Vulnerabilities in prompt handling and processing
A vulnerability exists in the combination of Large Language Models (LLMs) and their associated safety guardrails, allowing attackers to bypass both defenses and elicit harmful or unintended outputs from LLMs. The vulnerability stems from insufficient detection by guardrails against adversarially crafted prompts, which appear benign but contain hidden malicious intent. The attack, dubbed "DualBreach," leverages a target-driven initialization strategy and multi-target optimization to generate these prompts, effectively bypassing both the guardrail and LLM's internal safety mechanisms.
A vulnerability in Large Language Models (LLMs) allows attackers to bypass safety mechanisms and elicit detailed harmful responses by strategically manipulating input prompts. The vulnerability exploits the LLM's sensitivity to "scenario shifts"—contextual changes in the input that influence the model's output, even when the core malicious request remains the same. A genetic algorithm can optimize these scenario shifts, increasing the likelihood of obtaining detailed harmful responses while maintaining a seemingly benign facade.
Large Language Models (LLMs) employing alignment safeguards and safety mechanisms are vulnerable to graph-based adversarial attacks that bypass these protections. The attack, termed "Graph of Attacks" (GOAT), leverages a graph-based reasoning framework to iteratively refine prompts and exploit vulnerabilities more effectively than previous methods. The attack synthesizes information across multiple reasoning paths to generate human-interpretable prompts that elicit undesired or harmful outputs from the LLM, even without access to the model's internal parameters.

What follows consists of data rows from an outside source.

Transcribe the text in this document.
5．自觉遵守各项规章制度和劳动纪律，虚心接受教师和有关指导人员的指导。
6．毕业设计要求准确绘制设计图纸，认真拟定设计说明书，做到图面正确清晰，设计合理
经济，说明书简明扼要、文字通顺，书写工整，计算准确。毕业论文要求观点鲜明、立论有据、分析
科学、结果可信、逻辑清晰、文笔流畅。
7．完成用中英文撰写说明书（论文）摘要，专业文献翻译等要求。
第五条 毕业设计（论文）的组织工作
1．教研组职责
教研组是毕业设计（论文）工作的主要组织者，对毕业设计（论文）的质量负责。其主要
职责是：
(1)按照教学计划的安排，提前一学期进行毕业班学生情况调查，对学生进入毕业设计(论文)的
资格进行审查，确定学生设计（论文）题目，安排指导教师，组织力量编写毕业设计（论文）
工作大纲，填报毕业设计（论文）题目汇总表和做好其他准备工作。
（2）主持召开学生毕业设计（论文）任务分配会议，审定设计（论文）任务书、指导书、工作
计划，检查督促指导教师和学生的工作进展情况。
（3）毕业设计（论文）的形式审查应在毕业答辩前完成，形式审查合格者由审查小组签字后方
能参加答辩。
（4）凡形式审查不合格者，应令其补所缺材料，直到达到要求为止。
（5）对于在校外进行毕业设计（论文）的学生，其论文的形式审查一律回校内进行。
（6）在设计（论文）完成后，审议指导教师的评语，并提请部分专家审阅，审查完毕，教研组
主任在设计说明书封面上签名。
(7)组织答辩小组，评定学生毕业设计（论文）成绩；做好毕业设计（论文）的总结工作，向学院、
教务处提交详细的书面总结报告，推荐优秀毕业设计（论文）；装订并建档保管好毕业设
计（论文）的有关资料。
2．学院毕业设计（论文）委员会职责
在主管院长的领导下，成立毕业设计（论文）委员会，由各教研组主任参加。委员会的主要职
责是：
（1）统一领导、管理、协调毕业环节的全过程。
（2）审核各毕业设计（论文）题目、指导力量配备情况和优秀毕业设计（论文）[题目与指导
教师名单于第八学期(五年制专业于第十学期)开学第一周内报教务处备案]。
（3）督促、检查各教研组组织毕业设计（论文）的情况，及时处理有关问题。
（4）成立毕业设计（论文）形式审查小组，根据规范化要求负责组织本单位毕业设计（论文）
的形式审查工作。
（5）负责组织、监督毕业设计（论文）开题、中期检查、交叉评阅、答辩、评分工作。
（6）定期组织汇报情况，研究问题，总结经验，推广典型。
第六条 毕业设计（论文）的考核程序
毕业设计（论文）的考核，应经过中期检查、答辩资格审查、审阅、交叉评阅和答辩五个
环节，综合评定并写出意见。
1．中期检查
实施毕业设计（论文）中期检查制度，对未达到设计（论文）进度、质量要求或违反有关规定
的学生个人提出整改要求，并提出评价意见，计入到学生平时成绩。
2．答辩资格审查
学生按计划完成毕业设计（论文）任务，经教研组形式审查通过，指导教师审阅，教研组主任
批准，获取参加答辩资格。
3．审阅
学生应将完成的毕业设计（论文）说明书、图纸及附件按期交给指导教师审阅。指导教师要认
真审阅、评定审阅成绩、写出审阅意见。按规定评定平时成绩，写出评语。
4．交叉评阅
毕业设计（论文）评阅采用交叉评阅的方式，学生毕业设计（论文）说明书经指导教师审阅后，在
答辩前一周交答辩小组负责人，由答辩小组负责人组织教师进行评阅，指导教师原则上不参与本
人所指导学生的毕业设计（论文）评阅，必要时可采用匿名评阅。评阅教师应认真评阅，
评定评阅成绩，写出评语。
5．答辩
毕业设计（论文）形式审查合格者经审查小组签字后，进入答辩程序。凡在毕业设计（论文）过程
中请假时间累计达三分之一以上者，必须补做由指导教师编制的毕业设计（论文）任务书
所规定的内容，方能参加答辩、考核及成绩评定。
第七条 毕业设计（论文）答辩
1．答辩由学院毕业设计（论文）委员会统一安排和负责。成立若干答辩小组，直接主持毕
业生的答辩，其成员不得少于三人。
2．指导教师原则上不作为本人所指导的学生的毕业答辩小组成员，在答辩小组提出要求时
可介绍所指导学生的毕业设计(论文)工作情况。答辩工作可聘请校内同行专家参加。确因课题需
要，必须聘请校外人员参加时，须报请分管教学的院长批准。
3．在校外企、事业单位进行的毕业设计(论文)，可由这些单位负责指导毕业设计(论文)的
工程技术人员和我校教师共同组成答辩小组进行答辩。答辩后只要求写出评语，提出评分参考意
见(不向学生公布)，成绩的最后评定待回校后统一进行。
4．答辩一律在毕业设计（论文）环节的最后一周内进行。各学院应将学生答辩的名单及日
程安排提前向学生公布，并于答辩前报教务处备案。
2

Large Language Models (LLMs) employing safety mechanisms are vulnerable to a graph-based attack that leverages semantic transformations of malicious prompts to bypass safety filters. The attack, termed GraphAttack, uses Abstract Meaning Representation (AMR), Resource Description Framework (RDF), and JSON knowledge graphs to represent malicious intent, systematically applying transformations to evade surface-level pattern recognition used by existing safety mechanisms. A particularly effective exploitation vector involves prompting the LLM to generate code based on the transformed semantic representation, bypassing intent-based safety filters.
Large Language Models (LLMs) are vulnerable to a jailbreaking attack leveraging humorous prompts. Embedding an unsafe request within a humorous context, using a fixed template, bypasses built-in safety mechanisms and elicits unsafe responses. The attack's success relies on a balance; too little or too much humor reduces effectiveness.
Multi-Agent Debate (MAD) frameworks leveraging Large Language Models (LLMs) are vulnerable to amplified jailbreak attacks. A novel structured prompt-rewriting technique exploits the iterative dialogue and role-playing dynamics of MAD, circumventing inherent safety mechanisms and significantly increasing the likelihood of generating harmful content. The attack succeeds by using narrative encapsulation, role-driven escalation, iterative refinement, and rhetorical obfuscation to guide agents towards progressively elaborating harmful responses.
A vulnerability in multi-agent Large Language Model (LLM) systems allows for a permutation-invariant adversarial prompt attack. By strategically partitioning adversarial prompts and routing them through a network topology, an attacker can bypass distributed safety mechanisms, even those with token bandwidth limitations and asynchronous message delivery. The attack optimizes prompt propagation as a maximum-flow minimum-cost problem, maximizing success while minimizing detection.
Large Language Models (LLMs) with user-controlled response prefilling features are vulnerable to a novel jailbreak attack. By manipulating the prefilled text, attackers can influence the model's subsequent token generation, bypassing safety mechanisms and eliciting harmful or unintended outputs. Two attack vectors are demonstrated: Static Prefilling (SP), using a fixed prefill string, and Optimized Prefilling (OP), iteratively optimizing the prefill string for maximum impact. The vulnerability lies in the LLM's reliance on the prefilled text as context for generating the response.
Large Language Models (LLMs) are vulnerable to multi-turn adversarial attacks that exploit incremental policy erosion. The attacker uses a breadth-first search strategy to generate multiple prompts at each turn, leveraging partial compliance from previous responses to gradually escalate the conversation towards eliciting disallowed outputs. Minor concessions accumulate, ultimately leading to complete circumvention of safety measures.
Large Language Models (LLMs) are vulnerable to Dialogue Injection Attacks (DIA), where malicious actors manipulate the chat history to bypass safety mechanisms and elicit harmful or unethical responses. DIA exploits the LLM's chat template structure to inject crafted dialogue into the input, even in black-box scenarios where the model's internals are unknown. Two attack methods are presented: one adapts gray-box prefilling attacks, the other leverages deferred responses to increase the likelihood of successful jailbreaks.